A marca também atuará como fornecedora oficial de proteínas para os jogadores. Com essa adição, a Confederação Brasileira de Futebol (CBF) conta com nove patrocinadores neste ano de Copa do Mundo.
Além da Sadia, a CBF é patrocinada por Nike, Ambev, Vivo, Itaú, Ifood, Volkswagen, Uber e Cimed. O valor do contrato com a Sadia não foi divulgado, mas o mercado publicitário estima que o total pode chegar a R$ 400 milhões até 2030, abrangendo tanto a seleção masculina quanto a feminina.

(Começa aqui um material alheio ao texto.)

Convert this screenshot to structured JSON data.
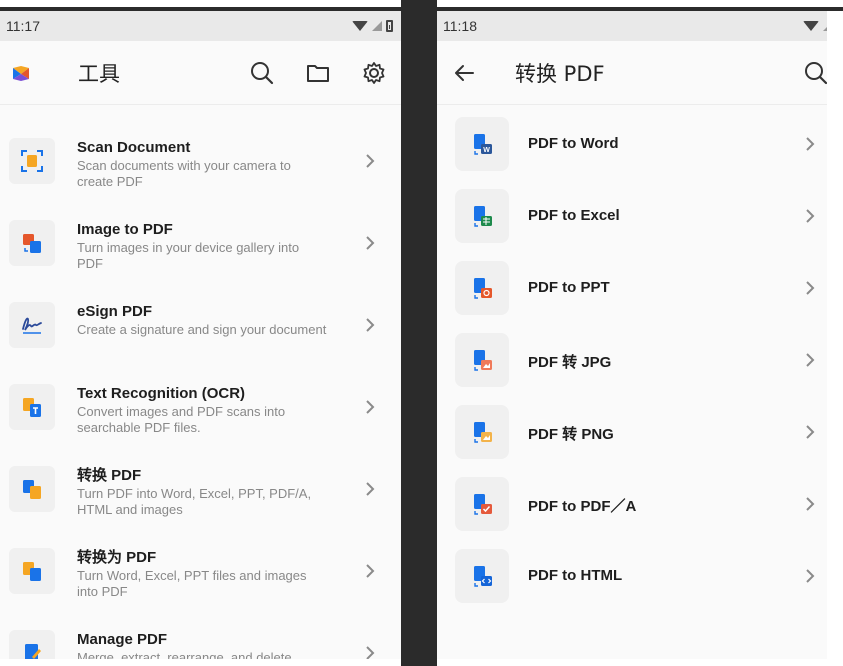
{
  "left": {
    "status_time": "11:17",
    "title": "工具",
    "items": [
      {
        "title": "Scan Document",
        "desc": "Scan documents with your camera to create PDF"
      },
      {
        "title": "Image to PDF",
        "desc": "Turn images in your device gallery into PDF"
      },
      {
        "title": "eSign PDF",
        "desc": "Create a signature and sign your document"
      },
      {
        "title": "Text Recognition (OCR)",
        "desc": "Convert images and PDF scans into searchable PDF files."
      },
      {
        "title": "转换 PDF",
        "desc": "Turn PDF into Word, Excel, PPT, PDF/A, HTML and images"
      },
      {
        "title": "转换为 PDF",
        "desc": "Turn Word, Excel, PPT files and images into PDF"
      },
      {
        "title": "Manage PDF",
        "desc": "Merge, extract, rearrange, and delete pages within your PDF"
      }
    ]
  },
  "right": {
    "status_time": "11:18",
    "title": "转换 PDF",
    "items": [
      {
        "label": "PDF to Word",
        "badge_color": "#2b579a"
      },
      {
        "label": "PDF to Excel",
        "badge_color": "#1e8a4c"
      },
      {
        "label": "PDF to PPT",
        "badge_color": "#e5572b"
      },
      {
        "label": "PDF 转 JPG",
        "badge_color": "#f07a5a"
      },
      {
        "label": "PDF 转 PNG",
        "badge_color": "#f3b34a"
      },
      {
        "label": "PDF to PDF／A",
        "badge_color": "#e55a3c"
      },
      {
        "label": "PDF to HTML",
        "badge_color": "#1a73e8"
      }
    ]
  },
  "colors": {
    "blue": "#1a73e8",
    "orange": "#f5a623",
    "chevron": "#8a8a8a"
  },
  "icons": [
    "search-icon",
    "folder-icon",
    "gear-icon",
    "back-arrow-icon",
    "chevron-right-icon"
  ]
}
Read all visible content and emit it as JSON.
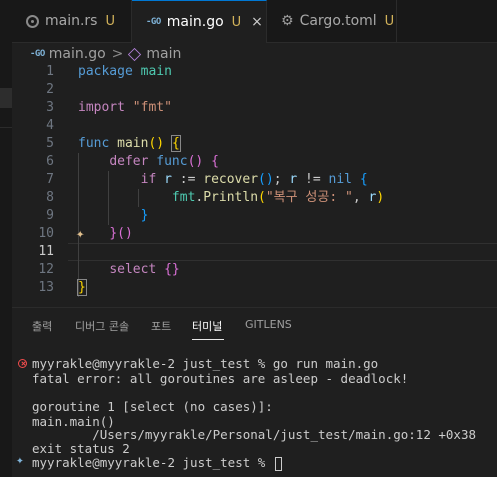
{
  "tabs": [
    {
      "name": "main.rs",
      "status": "U",
      "icon": "rust-icon",
      "active": false
    },
    {
      "name": "main.go",
      "status": "U",
      "icon": "go-icon",
      "active": true,
      "close": "×"
    },
    {
      "name": "Cargo.toml",
      "status": "U",
      "icon": "gear-icon",
      "active": false
    }
  ],
  "breadcrumb": {
    "file": "main.go",
    "symbol": "main",
    "sep": ">",
    "go_icon_text": "-GO"
  },
  "editor": {
    "current_line": 11,
    "line_numbers": [
      "1",
      "2",
      "3",
      "4",
      "5",
      "6",
      "7",
      "8",
      "9",
      "10",
      "11",
      "12",
      "13"
    ],
    "code": {
      "l1_kw": "package",
      "l1_name": " main",
      "l3_kw": "import",
      "l3_str": "\"fmt\"",
      "l5_kw": "func",
      "l5_fn": "main",
      "l5_parens": "()",
      "l5_brace": "{",
      "l6_kw": "defer",
      "l6_fn": "func",
      "l6_parens": "()",
      "l6_brace": "{",
      "l7_if": "if",
      "l7_r": "r",
      "l7_assign": " := ",
      "l7_fn": "recover",
      "l7_parens": "()",
      "l7_semi": "; ",
      "l7_r2": "r",
      "l7_neq": " != ",
      "l7_nil": "nil",
      "l7_brace": "{",
      "l8_pkg": "fmt",
      "l8_dot": ".",
      "l8_fn": "Println",
      "l8_open": "(",
      "l8_str": "\"복구 성공: \"",
      "l8_comma": ", ",
      "l8_r": "r",
      "l8_close": ")",
      "l9_brace": "}",
      "l10_brace": "}",
      "l10_parens": "()",
      "l12_kw": "select",
      "l12_braces": "{}",
      "l13_brace": "}"
    },
    "sparkle": "✦"
  },
  "panel": {
    "tabs": [
      "출력",
      "디버그 콘솔",
      "포트",
      "터미널",
      "GITLENS"
    ],
    "active_tab": "터미널"
  },
  "terminal": {
    "lines": [
      "myyrakle@myyrakle-2 just_test % go run main.go",
      "fatal error: all goroutines are asleep - deadlock!",
      "",
      "goroutine 1 [select (no cases)]:",
      "main.main()",
      "        /Users/myyrakle/Personal/just_test/main.go:12 +0x38",
      "exit status 2",
      "myyrakle@myyrakle-2 just_test % "
    ]
  },
  "colors": {
    "accent": "#0078d4",
    "modified": "#d2b25a",
    "error": "#f14c4c"
  }
}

Os especialistas estimam que a receita publicitária da CBF já atinja R$ 170 milhões neste ano, com uma meta interna de R$ 250 milhões, impulsionada pela Copa do Mundo e pela contratação de Carlo Ancelotti para a seleção masculina.
A CBF ainda busca dois patrocinadores fixos para este ano. A chegada da Sadia representa uma mudança na percepção das marcas em relação à CBF, que enfrentou crises de imagem desde 2021, quando Rogério Caboclo foi afastado após denúncias de assédio moral e sexual.
Ednaldo Rodrigues assumiu interinamente a presidência da CBF, enfrentando conflitos que resultaram em disputas judiciais. A situação culminou no afastamento de Ednaldo em maio do ano passado, após decisão do desembargador Gabriel Zefiro, e a presidência foi transferida para Samir Xaud.
Esses conflitos afastaram anunciantes, e a CBF perdeu o apoio de empresas como Gol, Mastercard, Pague Menos e TCL no ano passado.